Quando em vez de subir o preço do produto as empresas reduzem a embalagem (por exemplo: um sabão de 1kg passa a ter 800g). Isso dá ao consumidor a falsa impressão de que não houve aumento de preço.

Similares:

Produtos como o leite, leite em pó e leite condensado ganharam alguns “gêmeos”.

Esses "gêmeos" possuem rótulo parecido, mas composição diferente. No caso do “leite condensado similar”, por exemplo, se trata de uma mistura de leite ou soro e amido, entre outros itens.

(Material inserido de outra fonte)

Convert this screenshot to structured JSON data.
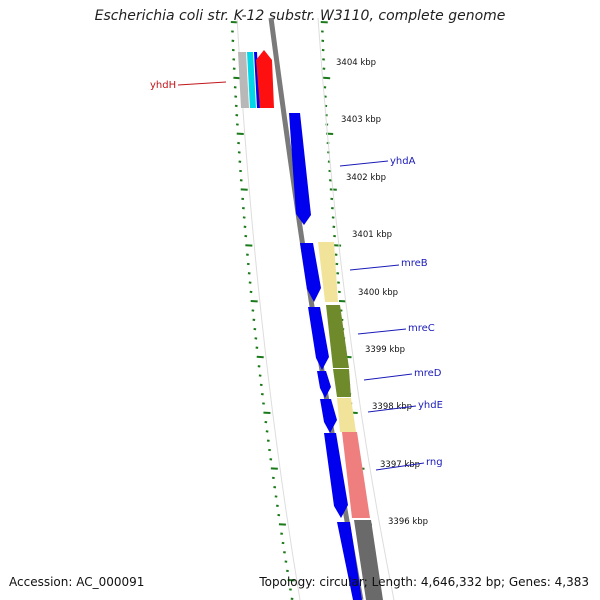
{
  "title": "Escherichia coli str. K-12 substr. W3110, complete genome",
  "footer": {
    "accession": "Accession: AC_000091",
    "summary": "Topology: circular; Length: 4,646,332 bp; Genes: 4,383"
  },
  "colors": {
    "tick": "#1a7a1a",
    "backbone": "#7a7a7a",
    "gene_forward": "#0000ee",
    "label_blue": "#1a1ab8",
    "label_red": "#c0151b"
  },
  "kbp_labels": [
    "3404 kbp",
    "3403 kbp",
    "3402 kbp",
    "3401 kbp",
    "3400 kbp",
    "3399 kbp",
    "3398 kbp",
    "3397 kbp",
    "3396 kbp"
  ],
  "gene_labels": [
    {
      "name": "yhdH",
      "color": "red"
    },
    {
      "name": "yhdA",
      "color": "blue"
    },
    {
      "name": "mreB",
      "color": "blue"
    },
    {
      "name": "mreC",
      "color": "blue"
    },
    {
      "name": "mreD",
      "color": "blue"
    },
    {
      "name": "yhdE",
      "color": "blue"
    },
    {
      "name": "rng",
      "color": "blue"
    }
  ]
}
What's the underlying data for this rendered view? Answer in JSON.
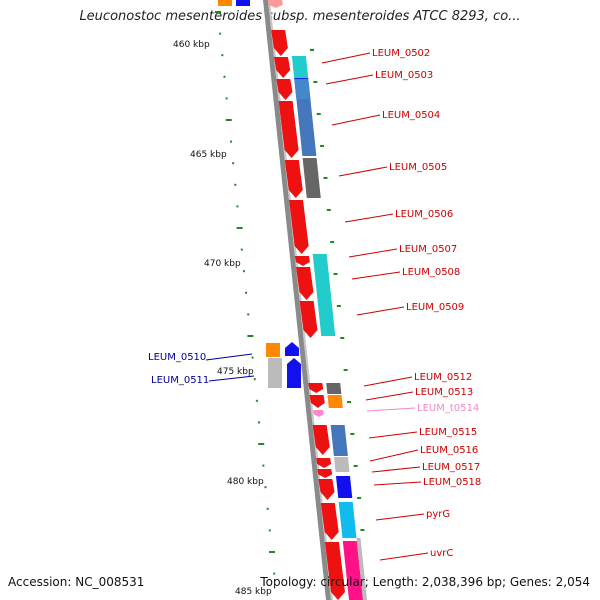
{
  "title": "Leuconostoc mesenteroides subsp. mesenteroides ATCC 8293, co...",
  "accession": "Accession: NC_008531",
  "info": "Topology: circular; Length: 2,038,396 bp; Genes: 2,054",
  "colors": {
    "gene_red": "#ee1111",
    "label_red": "#cc0000",
    "label_blue": "#000099",
    "label_pink": "#ee88cc",
    "backbone": "#888888",
    "ticks": "#228822"
  },
  "ruler": [
    {
      "label": "460 kbp"
    },
    {
      "label": "465 kbp"
    },
    {
      "label": "470 kbp"
    },
    {
      "label": "475 kbp"
    },
    {
      "label": "480 kbp"
    },
    {
      "label": "485 kbp"
    }
  ],
  "genes": [
    {
      "label": "LEUM_0502",
      "strand": "plus"
    },
    {
      "label": "LEUM_0503",
      "strand": "plus"
    },
    {
      "label": "LEUM_0504",
      "strand": "plus"
    },
    {
      "label": "LEUM_0505",
      "strand": "plus"
    },
    {
      "label": "LEUM_0506",
      "strand": "plus"
    },
    {
      "label": "LEUM_0507",
      "strand": "plus"
    },
    {
      "label": "LEUM_0508",
      "strand": "plus"
    },
    {
      "label": "LEUM_0509",
      "strand": "plus"
    },
    {
      "label": "LEUM_0510",
      "strand": "minus"
    },
    {
      "label": "LEUM_0511",
      "strand": "minus"
    },
    {
      "label": "LEUM_0512",
      "strand": "plus"
    },
    {
      "label": "LEUM_0513",
      "strand": "plus"
    },
    {
      "label": "LEUM_t0514",
      "strand": "plus"
    },
    {
      "label": "LEUM_0515",
      "strand": "plus"
    },
    {
      "label": "LEUM_0516",
      "strand": "plus"
    },
    {
      "label": "LEUM_0517",
      "strand": "plus"
    },
    {
      "label": "LEUM_0518",
      "strand": "plus"
    },
    {
      "label": "pyrG",
      "strand": "plus"
    },
    {
      "label": "uvrC",
      "strand": "plus"
    }
  ]
}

Isso torna o produto um pouco mais barato, mas nem sempre fica claro que se trata de um similar.

Ossos no lugar da carne:

Com o avanço da pobreza no País, se tornou cada vez mais comum a comercialização de ossos para sopa ou de pedaços como nervos e pele. Essa venda se direciona à população que não tem como consumir carne por conta da elevação de preços.

Auxílios

Apesar das considerações que mostram um futuro incerto quando se trata da economia e consequentemente do consumo dos brasileiros, Alex Araújo lembra que a aprovação da Proposta de Emenda à Constituição (PEC) conhecida como PEC dos Auxílios ou PEC "Kamikaze", traz um certo alívio quando se trata de um olhar a curto prazo.

“A Câmara dos Deputados aprovou a PEC que amplia auxílios, atendendo as famílias mais pobres, onde esses fenômenos têm sido mais observados. Então é possível que isso gere um impacto positivo”, pondera Alex Araújo.

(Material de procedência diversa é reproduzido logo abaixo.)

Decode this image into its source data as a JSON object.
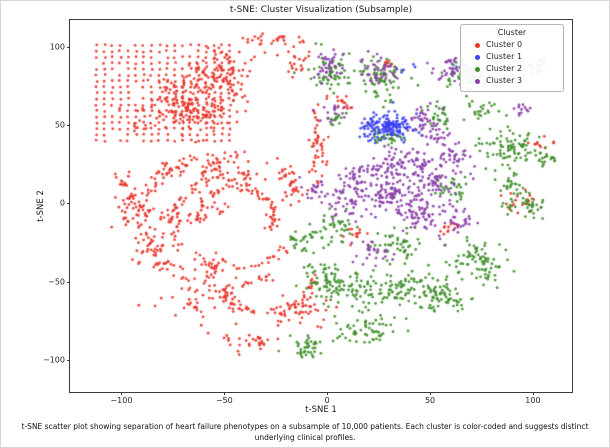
{
  "figure": {
    "caption": "t-SNE scatter plot showing separation of heart failure phenotypes on a subsample of 10,000 patients. Each cluster is color-coded and suggests distinct underlying clinical profiles."
  },
  "chart_data": {
    "type": "scatter",
    "title": "t-SNE: Cluster Visualization (Subsample)",
    "xlabel": "t-SNE 1",
    "ylabel": "t-SNE 2",
    "xlim": [
      -125,
      119
    ],
    "ylim": [
      -120.5,
      117
    ],
    "xticks": [
      -100,
      -50,
      0,
      50,
      100
    ],
    "yticks": [
      -100,
      -50,
      0,
      50,
      100
    ],
    "grid": false,
    "marker_radius_px": 1.4,
    "legend": {
      "title": "Cluster",
      "position": "upper right",
      "entries": [
        {
          "label": "Cluster 0",
          "color": "#e8352b"
        },
        {
          "label": "Cluster 1",
          "color": "#3a3ff0"
        },
        {
          "label": "Cluster 2",
          "color": "#3f8f2a"
        },
        {
          "label": "Cluster 3",
          "color": "#8a3fa8"
        }
      ]
    },
    "series": [
      {
        "name": "Cluster 0",
        "color": "#e8352b",
        "grids": [
          {
            "x0": -112,
            "x1": -46,
            "y0": 40,
            "y1": 102,
            "step": 3.8,
            "jitter": 0.5,
            "drop": 0.12
          }
        ],
        "arcs": [
          {
            "cx": -48,
            "cy": -10,
            "r": 42,
            "a0": 120,
            "a1": 300,
            "n": 90,
            "jitter": 2
          },
          {
            "cx": -45,
            "cy": -12,
            "r": 30,
            "a0": 60,
            "a1": 330,
            "n": 100,
            "jitter": 1.8
          },
          {
            "cx": -44,
            "cy": -8,
            "r": 18,
            "a0": -30,
            "a1": 200,
            "n": 70,
            "jitter": 1.5
          },
          {
            "cx": -30,
            "cy": -45,
            "r": 25,
            "a0": 150,
            "a1": 360,
            "n": 70,
            "jitter": 2
          },
          {
            "cx": -70,
            "cy": 20,
            "r": 30,
            "a0": 180,
            "a1": 330,
            "n": 60,
            "jitter": 2
          }
        ],
        "blobs": [
          {
            "x": -68,
            "y": 62,
            "sx": 12,
            "sy": 9,
            "n": 200
          },
          {
            "x": -52,
            "y": 82,
            "sx": 8,
            "sy": 8,
            "n": 90
          },
          {
            "x": -30,
            "y": 103,
            "sx": 6,
            "sy": 3.5,
            "n": 25
          },
          {
            "x": -14,
            "y": 91,
            "sx": 3,
            "sy": 4,
            "n": 18
          },
          {
            "x": -12,
            "y": 104,
            "sx": 1.5,
            "sy": 1.5,
            "n": 4
          },
          {
            "x": -58,
            "y": 25,
            "sx": 12,
            "sy": 5,
            "n": 60
          },
          {
            "x": -98,
            "y": -5,
            "sx": 4,
            "sy": 7,
            "n": 22
          },
          {
            "x": -85,
            "y": -30,
            "sx": 5,
            "sy": 8,
            "n": 30
          },
          {
            "x": -60,
            "y": -60,
            "sx": 12,
            "sy": 8,
            "n": 50
          },
          {
            "x": -15,
            "y": -70,
            "sx": 8,
            "sy": 5,
            "n": 40
          },
          {
            "x": -38,
            "y": -88,
            "sx": 6,
            "sy": 4,
            "n": 30
          },
          {
            "x": -4,
            "y": 38,
            "sx": 2.5,
            "sy": 12,
            "n": 45
          },
          {
            "x": -18,
            "y": 12,
            "sx": 4,
            "sy": 8,
            "n": 35
          },
          {
            "x": 8,
            "y": 65,
            "sx": 3,
            "sy": 3,
            "n": 15
          },
          {
            "x": 95,
            "y": 2,
            "sx": 4,
            "sy": 4,
            "n": 20
          },
          {
            "x": 103,
            "y": 38,
            "sx": 3,
            "sy": 3,
            "n": 12
          },
          {
            "x": 104,
            "y": 90,
            "sx": 2,
            "sy": 2,
            "n": 6
          },
          {
            "x": 60,
            "y": -15,
            "sx": 3,
            "sy": 3,
            "n": 12
          },
          {
            "x": 30,
            "y": 90,
            "sx": 2,
            "sy": 2,
            "n": 8
          },
          {
            "x": 14,
            "y": -20,
            "sx": 3,
            "sy": 3,
            "n": 12
          }
        ]
      },
      {
        "name": "Cluster 1",
        "color": "#3a3ff0",
        "blobs": [
          {
            "x": 30,
            "y": 49,
            "sx": 6,
            "sy": 4,
            "n": 140
          },
          {
            "x": 23,
            "y": 44,
            "sx": 3,
            "sy": 3,
            "n": 25
          },
          {
            "x": 66,
            "y": 88,
            "sx": 2,
            "sy": 2,
            "n": 6
          },
          {
            "x": 40,
            "y": 86,
            "sx": 2,
            "sy": 2,
            "n": 6
          }
        ]
      },
      {
        "name": "Cluster 2",
        "color": "#3f8f2a",
        "blobs": [
          {
            "x": 1,
            "y": 84,
            "sx": 5,
            "sy": 6,
            "n": 60
          },
          {
            "x": 26,
            "y": 80,
            "sx": 6,
            "sy": 7,
            "n": 70
          },
          {
            "x": 68,
            "y": 82,
            "sx": 6,
            "sy": 6,
            "n": 60
          },
          {
            "x": 101,
            "y": 86,
            "sx": 3,
            "sy": 3,
            "n": 18
          },
          {
            "x": 88,
            "y": 35,
            "sx": 7,
            "sy": 6,
            "n": 80
          },
          {
            "x": 105,
            "y": 28,
            "sx": 3,
            "sy": 4,
            "n": 20
          },
          {
            "x": 97,
            "y": -2,
            "sx": 5,
            "sy": 4,
            "n": 40
          },
          {
            "x": 90,
            "y": 12,
            "sx": 4,
            "sy": 4,
            "n": 25
          },
          {
            "x": 70,
            "y": -35,
            "sx": 6,
            "sy": 6,
            "n": 55
          },
          {
            "x": 80,
            "y": -44,
            "sx": 4,
            "sy": 4,
            "n": 25
          },
          {
            "x": 58,
            "y": -62,
            "sx": 5,
            "sy": 4,
            "n": 40
          },
          {
            "x": 45,
            "y": -55,
            "sx": 10,
            "sy": 7,
            "n": 85
          },
          {
            "x": 18,
            "y": -55,
            "sx": 9,
            "sy": 7,
            "n": 85
          },
          {
            "x": -2,
            "y": -48,
            "sx": 6,
            "sy": 6,
            "n": 55
          },
          {
            "x": 20,
            "y": -80,
            "sx": 8,
            "sy": 5,
            "n": 55
          },
          {
            "x": -8,
            "y": -92,
            "sx": 6,
            "sy": 4,
            "n": 40
          },
          {
            "x": 35,
            "y": -25,
            "sx": 6,
            "sy": 5,
            "n": 45
          },
          {
            "x": 5,
            "y": -15,
            "sx": 5,
            "sy": 5,
            "n": 40
          },
          {
            "x": -12,
            "y": -25,
            "sx": 4,
            "sy": 4,
            "n": 28
          },
          {
            "x": 55,
            "y": 55,
            "sx": 4,
            "sy": 4,
            "n": 28
          },
          {
            "x": 75,
            "y": 60,
            "sx": 4,
            "sy": 4,
            "n": 22
          },
          {
            "x": 60,
            "y": 8,
            "sx": 4,
            "sy": 4,
            "n": 28
          },
          {
            "x": 30,
            "y": 42,
            "sx": 4,
            "sy": 3,
            "n": 22
          },
          {
            "x": 5,
            "y": 55,
            "sx": 3,
            "sy": 3,
            "n": 15
          }
        ]
      },
      {
        "name": "Cluster 3",
        "color": "#8a3fa8",
        "blobs": [
          {
            "x": 2,
            "y": 88,
            "sx": 4,
            "sy": 5,
            "n": 35
          },
          {
            "x": 25,
            "y": 85,
            "sx": 5,
            "sy": 5,
            "n": 40
          },
          {
            "x": 60,
            "y": 86,
            "sx": 5,
            "sy": 5,
            "n": 40
          },
          {
            "x": 94,
            "y": 60,
            "sx": 2.5,
            "sy": 2.5,
            "n": 12
          },
          {
            "x": 47,
            "y": 52,
            "sx": 5,
            "sy": 5,
            "n": 40
          },
          {
            "x": 2,
            "y": 58,
            "sx": 3,
            "sy": 3,
            "n": 16
          },
          {
            "x": 35,
            "y": 25,
            "sx": 8,
            "sy": 6,
            "n": 75
          },
          {
            "x": 50,
            "y": 15,
            "sx": 8,
            "sy": 7,
            "n": 85
          },
          {
            "x": 28,
            "y": 5,
            "sx": 7,
            "sy": 6,
            "n": 75
          },
          {
            "x": 45,
            "y": -8,
            "sx": 8,
            "sy": 6,
            "n": 75
          },
          {
            "x": 15,
            "y": 15,
            "sx": 5,
            "sy": 5,
            "n": 45
          },
          {
            "x": 10,
            "y": 0,
            "sx": 5,
            "sy": 5,
            "n": 38
          },
          {
            "x": 62,
            "y": 30,
            "sx": 4,
            "sy": 4,
            "n": 32
          },
          {
            "x": 20,
            "y": -30,
            "sx": 5,
            "sy": 4,
            "n": 28
          },
          {
            "x": 65,
            "y": -12,
            "sx": 4,
            "sy": 4,
            "n": 24
          },
          {
            "x": -5,
            "y": 8,
            "sx": 4,
            "sy": 4,
            "n": 22
          },
          {
            "x": 55,
            "y": 40,
            "sx": 3,
            "sy": 3,
            "n": 18
          }
        ]
      }
    ]
  }
}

Uma mudança estrutural dessa situação, porém, só deve ocorrer com uma inflação mais controlada.

“Uma parcela significativa da renda das famílias vem do trabalho, porque elas não têm patrimônio e a rede de assistência ainda é baixa. Há uma série de fatores que dificultam um cenário mais claro”, diz o economista.

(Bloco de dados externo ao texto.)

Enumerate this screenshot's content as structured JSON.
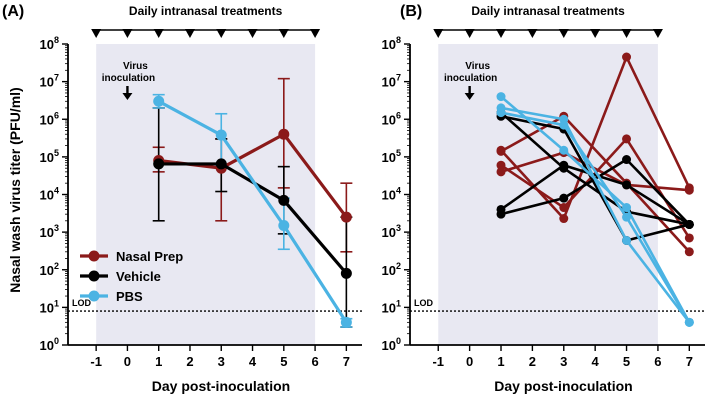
{
  "figure": {
    "ylabel": "Nasal wash virus titer (PFU/ml)",
    "xlabel": "Day post-inoculation",
    "lod_label": "LOD",
    "lod_value": 8,
    "treatment_label": "Daily intranasal treatments",
    "treatment_days": [
      -1,
      0,
      1,
      2,
      3,
      4,
      5,
      6
    ],
    "inoculation_label_line1": "Virus",
    "inoculation_label_line2": "inoculation",
    "inoculation_day": 0,
    "shaded_range": [
      -1,
      6
    ],
    "x_ticks": [
      -1,
      0,
      1,
      2,
      3,
      4,
      5,
      6,
      7
    ],
    "x_tick_labels": [
      "-1",
      "0",
      "1",
      "2",
      "3",
      "4",
      "5",
      "6",
      "7"
    ],
    "y_exponents": [
      0,
      1,
      2,
      3,
      4,
      5,
      6,
      7,
      8
    ],
    "y_base": "10",
    "colors": {
      "nasal_prep": "#8b1a1a",
      "vehicle": "#000000",
      "pbs": "#4bb3e3",
      "shade": "#e8e8f2"
    }
  },
  "chart_data": [
    {
      "panel_label": "(A)",
      "type": "line",
      "yscale": "log",
      "xlim": [
        -1.9,
        7.5
      ],
      "ylim": [
        1,
        100000000
      ],
      "legend": [
        "Nasal Prep",
        "Vehicle",
        "PBS"
      ],
      "series": [
        {
          "name": "Nasal Prep",
          "key": "nasal_prep",
          "x": [
            1,
            3,
            5,
            7
          ],
          "y": [
            80000,
            50000,
            400000,
            2500
          ],
          "err_low": [
            40000,
            2000,
            15000,
            300
          ],
          "err_high": [
            180000,
            300000,
            12000000,
            20000
          ]
        },
        {
          "name": "Vehicle",
          "key": "vehicle",
          "x": [
            1,
            3,
            5,
            7
          ],
          "y": [
            65000,
            65000,
            7000,
            80
          ],
          "err_low": [
            2000,
            12000,
            900,
            3
          ],
          "err_high": [
            2000000,
            300000,
            55000,
            2500
          ]
        },
        {
          "name": "PBS",
          "key": "pbs",
          "x": [
            1,
            3,
            5,
            7
          ],
          "y": [
            3000000,
            380000,
            1500,
            4
          ],
          "err_low": [
            2000000,
            60000,
            350,
            3
          ],
          "err_high": [
            4500000,
            1400000,
            8000,
            5
          ]
        }
      ]
    },
    {
      "panel_label": "(B)",
      "type": "line",
      "yscale": "log",
      "xlim": [
        -1.9,
        7.5
      ],
      "ylim": [
        1,
        100000000
      ],
      "series": [
        {
          "name": "Nasal Prep",
          "key": "nasal_prep",
          "x": [
            1,
            3,
            5,
            7
          ],
          "y": [
            150000,
            2300,
            45000000,
            15000
          ]
        },
        {
          "name": "Nasal Prep",
          "key": "nasal_prep",
          "x": [
            1,
            3,
            5,
            7
          ],
          "y": [
            60000,
            4500,
            300000,
            700
          ]
        },
        {
          "name": "Nasal Prep",
          "key": "nasal_prep",
          "x": [
            1,
            3,
            5,
            7
          ],
          "y": [
            40000,
            130000,
            18000,
            13000
          ]
        },
        {
          "name": "Nasal Prep",
          "key": "nasal_prep",
          "x": [
            1,
            3,
            5,
            7
          ],
          "y": [
            140000,
            1200000,
            20000,
            300
          ]
        },
        {
          "name": "Vehicle",
          "key": "vehicle",
          "x": [
            1,
            3,
            5,
            7
          ],
          "y": [
            3000,
            8000,
            85000,
            1600
          ]
        },
        {
          "name": "Vehicle",
          "key": "vehicle",
          "x": [
            1,
            3,
            5,
            7
          ],
          "y": [
            4000,
            60000,
            18000,
            1600
          ]
        },
        {
          "name": "Vehicle",
          "key": "vehicle",
          "x": [
            1,
            3,
            5,
            7
          ],
          "y": [
            1500000,
            50000,
            3500,
            1600
          ]
        },
        {
          "name": "Vehicle",
          "key": "vehicle",
          "x": [
            1,
            3,
            5,
            7
          ],
          "y": [
            1200000,
            550000,
            600,
            1600
          ]
        },
        {
          "name": "PBS",
          "key": "pbs",
          "x": [
            1,
            3,
            5,
            7
          ],
          "y": [
            4000000,
            150000,
            4500,
            4
          ]
        },
        {
          "name": "PBS",
          "key": "pbs",
          "x": [
            1,
            3,
            5,
            7
          ],
          "y": [
            2000000,
            1000000,
            600,
            4
          ]
        },
        {
          "name": "PBS",
          "key": "pbs",
          "x": [
            1,
            3,
            5,
            7
          ],
          "y": [
            1500000,
            700000,
            2500,
            4
          ]
        }
      ]
    }
  ]
}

O professor de Economia Aplicada da Universidade Federal do Ceará (UFC), Almir Bittencourt, também visualiza que a ampliação de benefícios sociais deve proporcionar um alívio a curto prazo. Ele relaciona as expectativas positivas com a previsão de 2% para o Produto Interno Bruto (PIB) brasileiro em 2022.

Choque de oferta

Porém ele corrobora que o contexto internacional gera incerteza para a economia brasileira em médio e longo prazos. "Houve uma retração na oferta global. Empresas fecharam as portas, levando ao desemprego. A produção mundial reduziu e houve o que chamamos de choque de oferta", explica Bittencourt.

"Agora, temos uma retomada da demanda que foi reprimida durante a pandemia. Quando isso ocorre, a tendência é de elevação de preços. Isso está ocorrendo no mundo inteiro. Temos os EUA com a inflação mais elevada em 40 anos, Alemanha com a maior inflação em 25 anos, Itália, França em situação parecida", detalha o professor.

Bittencourt pontua que a guerra na Ucrânia agrava ainda mais esse quadro de instabilidade na economia mundial.

"A convergência de todos esses fatores produz um problema mundial e o Brasil não está fora disso", diz. "Uma certa retomada do emprego (no Brasil) produz uma expectativa de melhora a curto prazo, mas em médio e longo prazos não é possível afirmar nada. Esperamos que se resolva essa questão da Rússia e da Ucrânia", arremata.

Varejo e a indústria

Para o mentor, consultor, professor e coordenador da Fundação Getulio Vargas (FGV), Fernando Marchesini, uma vez que a indústria aplica a reduflação, é difícil recuar.

“O que eu vejo é que a concorrência está aberta e é o que vemos em relação aos similares. Aqueles que oferecem alguma vantagem para o consumidor se transformam em produtos de preferência. Antes, o consumidor olhava para a marca. Hoje, ele olha o preço”, acredita Marchesini.

Ele lembra a recente redução do ICMS para alguns produtos e pontua que “se a política de redução de impostos continuar, a reduflação tende a diminuir”.

“Os experimentos que as empresas fazem têm idas e voltas. Se esse experimento trouxe algum benefício em termos de preço para o consumidor, ele tende a permanecer por mais tempo. Quando ele é apresentado e o consumidor tem uma percepção negativa, ele tende a sair do mercado rapidamente”.

Ele arremata que a permanência ou não de similares no mercado vai depender das vantagens que isso trouxer para o bolso.

“Se o consumidor sabe que é um similar, mas consome porque no bolso isso vai trazer os benefícios, ele não percebe isso como um marketing negativo”, explica o professor da FGV.